Com efeito, a materialização destes riscos acarreta escassez de insumos e variações acirradas de preços entre o previsto e o verificado na prática, além de incerteza sobre o valor efetivo dos investimentos demandados para o projeto e, por conseguinte, preços referenciais possivelmente pouco assertivos diante da nova realidade macroeconômica. É dizer, o montante de receitas e despesas previsto para o prazo contratual, que baliza as decisões de investimento e o fluxo de caixa projetado do empreendimento, é impactado por fatores externos e, com isso, são demandadas medidas para equalizar o cenário e minorar os danos causados à longevidade da concessão.

Apenas para ilustrar, notícias recentes dão conta de um aumento de 32% no preço dos fertilizantes no Brasil[1], além de incrementos superiores a 60% no preço do barril de petróleo[2], conjugado a um panorama de alta de juros e do aumento da inflação no país[3], o que obviamente impacta toda a cadeia produtiva nacional.

Nesse contexto, procuradorias jurídicas, consultores privados e entidades de fiscalização e gestão contratual têm se ocupado de um mesmo desafio: como compatibilizar o modelo inicialmente concebido para o projeto com a nova e intricada realidade, que impõe a reavaliação de custos para assegurar a continuidade dos investimentos e da operação contratual? Se não é possível evitar a concretização destes fatores de risco que se conectam com o cenário econômico mundial, é preciso encontrar ferramentas robustas para arrefecer seus efeitos no âmbito dos contratos.

Alguns mecanismos podem ser pensados para, se não evitar, reduzir o impacto da materialização do impalpável. E, felizmente, a prática contratual brasileira já tem vislumbrado a importância da inclusão de alguns desses arranjos.

É importante compreender, desde logo, que nenhum mecanismo contratual é panaceia capaz de, isoladamente, evitar a materialização de riscos ou solucionar todo e qualquer impacto ou desequilíbrio causado ao contrato por fatores externos. No entanto, a existência de uma variedade de ferramentas para o tratamento dos riscos confere maior flexibilidade e adaptabilidade à concessão, contribuindo para que as partes consigam enfrentar e superar o cenário de crise.

Um primeiro arranjo a ser pensado é uma conta de reserva de contingência, como a que havia sido contemplada na modelagem inicial do projeto do Rodoanel Norte de São Paulo (concebido, originalmente, como uma concessão comum e, posteriormente, remodelado para uma parceria público-privada).

Nesse sentido, nas concessões comuns em que há o pagamento de outorga, a sistemática parece ser mais simples. Pode-se destinar o pagamento das outorgas para conta reserva, específica e vinculada, distinta do caixa único do Tesouro, sob a custódia de agente garantidor, permitindo que os recursos sejam destinados ao pagamento de obrigações incontroversas decorrentes da materialização de contingências e riscos políticos, inclusive em caso de extinção antecipada do contrato. Era exatamente esta a previsão contida na modelagem inicial do Rodoanel Norte paulista antes de sua recente reconfiguração.
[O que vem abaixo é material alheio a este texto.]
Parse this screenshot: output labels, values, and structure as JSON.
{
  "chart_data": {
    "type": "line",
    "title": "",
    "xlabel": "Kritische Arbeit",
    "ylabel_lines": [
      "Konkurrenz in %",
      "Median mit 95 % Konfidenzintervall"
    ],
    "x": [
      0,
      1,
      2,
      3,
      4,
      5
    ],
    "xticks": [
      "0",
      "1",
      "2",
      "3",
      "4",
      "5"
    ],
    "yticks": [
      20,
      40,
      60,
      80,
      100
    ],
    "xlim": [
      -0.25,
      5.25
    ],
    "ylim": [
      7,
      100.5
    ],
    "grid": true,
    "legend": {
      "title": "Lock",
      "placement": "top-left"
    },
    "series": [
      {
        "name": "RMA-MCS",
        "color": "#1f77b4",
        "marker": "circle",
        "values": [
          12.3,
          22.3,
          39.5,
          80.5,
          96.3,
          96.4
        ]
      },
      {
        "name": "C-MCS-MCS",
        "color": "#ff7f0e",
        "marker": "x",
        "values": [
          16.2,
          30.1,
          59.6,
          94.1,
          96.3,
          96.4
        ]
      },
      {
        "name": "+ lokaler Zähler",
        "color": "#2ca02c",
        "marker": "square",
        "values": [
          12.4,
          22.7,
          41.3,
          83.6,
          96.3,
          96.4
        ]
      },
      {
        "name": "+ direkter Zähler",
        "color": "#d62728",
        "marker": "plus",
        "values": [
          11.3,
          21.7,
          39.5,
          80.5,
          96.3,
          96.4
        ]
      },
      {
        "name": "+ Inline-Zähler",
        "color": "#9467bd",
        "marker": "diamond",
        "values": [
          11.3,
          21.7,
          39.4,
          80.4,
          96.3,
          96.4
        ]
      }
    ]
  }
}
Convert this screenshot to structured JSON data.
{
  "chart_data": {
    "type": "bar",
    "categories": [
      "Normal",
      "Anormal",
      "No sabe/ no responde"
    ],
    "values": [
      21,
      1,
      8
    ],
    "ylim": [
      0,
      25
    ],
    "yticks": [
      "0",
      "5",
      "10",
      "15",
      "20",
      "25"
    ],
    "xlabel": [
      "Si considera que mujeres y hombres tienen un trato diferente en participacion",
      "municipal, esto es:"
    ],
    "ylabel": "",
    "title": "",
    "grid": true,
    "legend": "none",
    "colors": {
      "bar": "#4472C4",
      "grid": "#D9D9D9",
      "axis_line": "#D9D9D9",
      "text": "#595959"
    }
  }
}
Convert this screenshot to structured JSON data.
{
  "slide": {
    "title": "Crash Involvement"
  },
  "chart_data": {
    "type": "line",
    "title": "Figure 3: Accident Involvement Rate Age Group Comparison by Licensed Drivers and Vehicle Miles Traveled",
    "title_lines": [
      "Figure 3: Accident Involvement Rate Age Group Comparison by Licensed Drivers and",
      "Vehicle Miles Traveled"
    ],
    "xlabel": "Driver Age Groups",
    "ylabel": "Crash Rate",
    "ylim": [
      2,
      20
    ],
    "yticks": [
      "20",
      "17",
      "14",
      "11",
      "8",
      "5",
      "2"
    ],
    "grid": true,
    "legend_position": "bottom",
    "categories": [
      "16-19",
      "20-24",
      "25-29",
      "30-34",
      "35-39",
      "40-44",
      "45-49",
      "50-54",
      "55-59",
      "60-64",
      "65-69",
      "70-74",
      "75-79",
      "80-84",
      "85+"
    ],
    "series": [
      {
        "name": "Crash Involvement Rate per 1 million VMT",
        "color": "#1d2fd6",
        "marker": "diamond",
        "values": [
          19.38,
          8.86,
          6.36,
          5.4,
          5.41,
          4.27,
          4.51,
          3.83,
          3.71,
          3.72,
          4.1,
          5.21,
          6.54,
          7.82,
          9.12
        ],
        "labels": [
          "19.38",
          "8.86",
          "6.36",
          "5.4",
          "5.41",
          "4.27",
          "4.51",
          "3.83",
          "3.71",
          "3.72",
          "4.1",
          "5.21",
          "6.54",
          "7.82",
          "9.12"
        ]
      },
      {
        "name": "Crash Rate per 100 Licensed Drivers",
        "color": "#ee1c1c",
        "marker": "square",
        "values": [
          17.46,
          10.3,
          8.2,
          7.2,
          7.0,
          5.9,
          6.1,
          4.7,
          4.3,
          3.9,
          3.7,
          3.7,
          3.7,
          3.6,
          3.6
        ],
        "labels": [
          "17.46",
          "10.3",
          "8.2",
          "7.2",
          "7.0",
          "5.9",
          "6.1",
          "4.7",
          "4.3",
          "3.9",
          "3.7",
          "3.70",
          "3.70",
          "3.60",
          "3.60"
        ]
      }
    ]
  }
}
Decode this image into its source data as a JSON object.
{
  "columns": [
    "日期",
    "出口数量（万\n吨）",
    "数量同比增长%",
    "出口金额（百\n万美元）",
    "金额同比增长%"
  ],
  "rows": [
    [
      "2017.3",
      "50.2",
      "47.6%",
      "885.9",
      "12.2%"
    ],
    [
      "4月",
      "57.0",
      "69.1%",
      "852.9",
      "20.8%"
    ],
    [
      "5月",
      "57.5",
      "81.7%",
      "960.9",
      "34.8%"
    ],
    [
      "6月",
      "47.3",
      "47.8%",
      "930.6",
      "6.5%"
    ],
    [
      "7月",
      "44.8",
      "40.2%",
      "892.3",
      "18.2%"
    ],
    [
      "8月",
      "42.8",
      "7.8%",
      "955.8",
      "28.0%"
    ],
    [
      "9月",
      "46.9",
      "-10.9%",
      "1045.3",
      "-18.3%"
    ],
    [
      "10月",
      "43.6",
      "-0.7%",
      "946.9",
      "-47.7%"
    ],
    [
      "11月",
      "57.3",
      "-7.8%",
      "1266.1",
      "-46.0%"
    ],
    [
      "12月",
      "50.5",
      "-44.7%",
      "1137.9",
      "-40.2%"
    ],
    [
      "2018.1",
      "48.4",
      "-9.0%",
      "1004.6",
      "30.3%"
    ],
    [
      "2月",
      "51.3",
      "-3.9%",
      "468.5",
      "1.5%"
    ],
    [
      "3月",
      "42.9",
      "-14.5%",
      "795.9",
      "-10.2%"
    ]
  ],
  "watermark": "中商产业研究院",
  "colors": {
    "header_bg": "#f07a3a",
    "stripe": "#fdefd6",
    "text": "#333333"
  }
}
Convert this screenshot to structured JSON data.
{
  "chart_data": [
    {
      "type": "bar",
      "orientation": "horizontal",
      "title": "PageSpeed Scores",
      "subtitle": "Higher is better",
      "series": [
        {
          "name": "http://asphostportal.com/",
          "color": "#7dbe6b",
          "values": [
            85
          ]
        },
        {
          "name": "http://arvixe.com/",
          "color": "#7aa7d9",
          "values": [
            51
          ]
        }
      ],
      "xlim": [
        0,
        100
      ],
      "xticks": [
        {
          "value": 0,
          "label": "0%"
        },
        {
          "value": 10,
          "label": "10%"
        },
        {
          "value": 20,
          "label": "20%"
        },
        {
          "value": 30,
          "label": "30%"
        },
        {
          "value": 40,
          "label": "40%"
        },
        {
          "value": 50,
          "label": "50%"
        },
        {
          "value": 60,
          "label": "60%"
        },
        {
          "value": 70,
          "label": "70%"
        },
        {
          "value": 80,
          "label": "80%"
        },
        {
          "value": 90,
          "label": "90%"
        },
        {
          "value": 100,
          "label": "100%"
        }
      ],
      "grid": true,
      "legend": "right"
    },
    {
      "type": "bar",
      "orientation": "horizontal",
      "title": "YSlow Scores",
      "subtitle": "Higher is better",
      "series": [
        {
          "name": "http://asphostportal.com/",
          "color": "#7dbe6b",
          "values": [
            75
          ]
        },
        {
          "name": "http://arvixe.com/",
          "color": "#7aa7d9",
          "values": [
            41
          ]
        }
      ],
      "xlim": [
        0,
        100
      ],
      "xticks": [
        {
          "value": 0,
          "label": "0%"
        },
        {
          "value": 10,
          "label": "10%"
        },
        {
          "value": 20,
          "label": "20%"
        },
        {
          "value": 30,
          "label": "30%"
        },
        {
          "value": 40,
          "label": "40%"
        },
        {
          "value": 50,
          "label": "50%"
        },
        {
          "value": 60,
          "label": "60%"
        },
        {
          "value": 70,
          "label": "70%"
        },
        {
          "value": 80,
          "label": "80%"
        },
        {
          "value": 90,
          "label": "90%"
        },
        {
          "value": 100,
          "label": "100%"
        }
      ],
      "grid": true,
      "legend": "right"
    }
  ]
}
De qualquer forma, mesmo nas parcerias público-privadas – em que não há o pagamento de outorga pelo particular – é possível se cogitar de mecanismos contratuais assemelhados. O projeto do Rodoanel da Região Metropolitana de Belo Horizonte, cujo edital foi recentemente publicado e que já foi destaque nesta coluna[4] por outros aspectos inovadores em sua modelagem – a exemplo do sistema free flow e da incorporação de critérios ESG no contrato – também se destaca pela preocupação com o tratamento das contingências contratuais.

Nesse sentido, o referido contrato prevê a vinculação de recursos oriundos de reparações pagas pela companhia Vale ao Poder Executivo Estadual como mecanismo de adimplemento e garantia das obrigações pecuniárias devidas pelo Poder Concedente no bojo da parceria público-privada.

Outros mecanismos contratuais são importantes para mitigar as consequências da materialização de riscos diversos, em especial aqueles decorrentes de uma alteração no cenário macroeconômico global, como o atualmente vivenciado, em que se dificulta a previsibilidade das receitas e despesas da concessionária. É o caso, por exemplo, das bandas de compartilhamento do risco de demanda, da adoção de cláusulas modernas de reajuste (refletindo de forma acurada a realidade do setor mediante a aplicação de fórmula paramétrica e não necessariamente de um índice único) e da previsão de revisões ordinárias e extraordinárias do contrato de concessão, oportunidade em que as partes poderão reavaliar o impacto dos riscos sobre o projeto.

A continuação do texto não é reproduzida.